Section of Pharmacokinetics, Department of Pharmacology, Martin Luther University Halle-Wittenberg, Halle, Germany.
Eur J Pharm Sci. 2009 Nov 5;38(4):389-94. doi: 10.1016/j.ejps.2009.09.006. Epub 2009 Sep 16.
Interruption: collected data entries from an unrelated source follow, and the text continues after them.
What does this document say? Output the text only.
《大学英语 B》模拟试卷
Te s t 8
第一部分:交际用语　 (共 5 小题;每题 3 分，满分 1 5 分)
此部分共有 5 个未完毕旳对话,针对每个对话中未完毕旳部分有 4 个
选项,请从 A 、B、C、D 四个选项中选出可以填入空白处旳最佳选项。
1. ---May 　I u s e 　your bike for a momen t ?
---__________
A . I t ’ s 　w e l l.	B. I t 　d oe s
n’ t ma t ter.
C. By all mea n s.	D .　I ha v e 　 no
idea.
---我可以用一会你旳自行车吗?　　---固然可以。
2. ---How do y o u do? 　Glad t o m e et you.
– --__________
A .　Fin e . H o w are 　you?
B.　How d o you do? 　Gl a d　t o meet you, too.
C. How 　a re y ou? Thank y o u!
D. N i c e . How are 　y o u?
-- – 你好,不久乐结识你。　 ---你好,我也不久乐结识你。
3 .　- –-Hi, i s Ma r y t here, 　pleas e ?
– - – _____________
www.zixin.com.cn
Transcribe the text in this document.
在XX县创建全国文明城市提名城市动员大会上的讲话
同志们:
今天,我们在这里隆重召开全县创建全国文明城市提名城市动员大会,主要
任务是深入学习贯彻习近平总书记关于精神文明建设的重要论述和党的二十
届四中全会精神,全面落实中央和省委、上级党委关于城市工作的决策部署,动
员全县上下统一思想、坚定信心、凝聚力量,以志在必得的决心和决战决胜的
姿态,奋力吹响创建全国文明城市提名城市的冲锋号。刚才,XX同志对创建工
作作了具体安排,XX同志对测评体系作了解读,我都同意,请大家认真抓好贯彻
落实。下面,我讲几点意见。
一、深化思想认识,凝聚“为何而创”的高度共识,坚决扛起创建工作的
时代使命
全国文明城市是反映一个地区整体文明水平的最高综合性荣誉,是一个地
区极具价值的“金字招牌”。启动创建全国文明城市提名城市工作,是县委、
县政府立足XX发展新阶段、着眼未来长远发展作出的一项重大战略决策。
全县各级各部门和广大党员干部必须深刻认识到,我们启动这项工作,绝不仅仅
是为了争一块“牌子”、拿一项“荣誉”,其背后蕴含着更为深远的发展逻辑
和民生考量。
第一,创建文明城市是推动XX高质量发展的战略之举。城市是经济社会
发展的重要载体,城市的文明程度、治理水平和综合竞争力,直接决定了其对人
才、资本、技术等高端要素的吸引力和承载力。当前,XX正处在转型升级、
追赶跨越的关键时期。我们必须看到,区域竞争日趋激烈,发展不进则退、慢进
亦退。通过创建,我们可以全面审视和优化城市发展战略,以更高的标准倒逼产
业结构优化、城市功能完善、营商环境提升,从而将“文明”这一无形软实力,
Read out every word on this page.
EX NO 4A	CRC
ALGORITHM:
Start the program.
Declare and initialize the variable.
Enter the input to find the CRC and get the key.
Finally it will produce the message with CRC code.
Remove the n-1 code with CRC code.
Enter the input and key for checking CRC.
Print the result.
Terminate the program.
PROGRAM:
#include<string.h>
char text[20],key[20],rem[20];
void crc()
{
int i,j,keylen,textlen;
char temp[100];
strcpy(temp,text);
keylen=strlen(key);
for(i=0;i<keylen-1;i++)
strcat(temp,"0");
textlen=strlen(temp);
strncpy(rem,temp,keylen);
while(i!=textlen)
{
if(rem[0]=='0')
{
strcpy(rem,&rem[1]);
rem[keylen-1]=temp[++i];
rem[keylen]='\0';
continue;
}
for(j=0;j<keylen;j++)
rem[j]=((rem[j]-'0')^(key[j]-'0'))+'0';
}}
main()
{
Since it is unclear whether and how propofol affects the alpha(1)-mediated inotropic response, we used a pharmacokinetic-pharmacodynamic modeling approach in isolated rat hearts to analyze the effect of propofol on receptor binding and signal transduction. In Langendorff rat hearts perfused with buffer containing 12.3 microM phenylephrine, 1.27 nmol doses of [(3)H]-prazosin were infused (over 1 min), in the absence and presence of propofol (28 microM). Simultaneous analysis of prazosin outflow concentration and inotropic response (left ventricular developed pressure) using an agonist-antagonist interaction model allowed to estimate receptor affinity, as well as the parameters of the operational model of agonism. Propofol significantly (P<0.05) increased the negative inotropic effect of prazosin. Modeling suggested that propofol increased the Hill coefficient, which determines the steepness of the stimulus-response curve for the positive inotropic effect of phenylephrine, from 1 to 2.6+/-0.1 and decreased the maximum achievable inotropic effect from 121.2+/-12 to 91.8+/-6 mmHg. Thus, propofol may attenuate the positive inotropic effect of alpha(1)-agonists by decreasing the transduction efficiency of alpha(1)-adrenergic receptor signaling primarily at lower receptor occupancy.
由于目前尚不清楚丙泊酚是否以及如何影响 alpha(1)介导的变力反应,我们使用了一种在分离的大鼠心脏中进行的药代动力学-药效学建模方法来分析丙泊酚对受体结合和信号转导的影响。在使用含有 12.3 microM 苯肾上腺素的缓冲液灌注的 Langendorff 大鼠心脏中,在不存在和存在丙泊酚(28 microM)的情况下,输注 1.27 nmol 剂量的 [(3)H]-哌唑嗪(在 1 分钟内)。使用激动剂-拮抗剂相互作用模型同时分析哌唑嗪流出浓度和变力反应(左心室发展压力),可以估计受体亲和力以及激动作用操作模型的参数。丙泊酚显着(P<0.05)增加了哌唑嗪的负性变力作用。建模表明,丙泊酚增加了决定苯肾上腺素正性变力作用的刺激-反应曲线陡度的 Hill 系数,从 1 增加到 2.6+/-0.1,并使最大可实现的变力作用从 121.2+/-12 降低至 91.8+/-6 mmHg。因此,丙泊酚可能通过降低 alpha(1)肾上腺素能受体信号转导的效率,尤其是在较低的受体占有率下,减弱 alpha(1)激动剂的正性变力作用。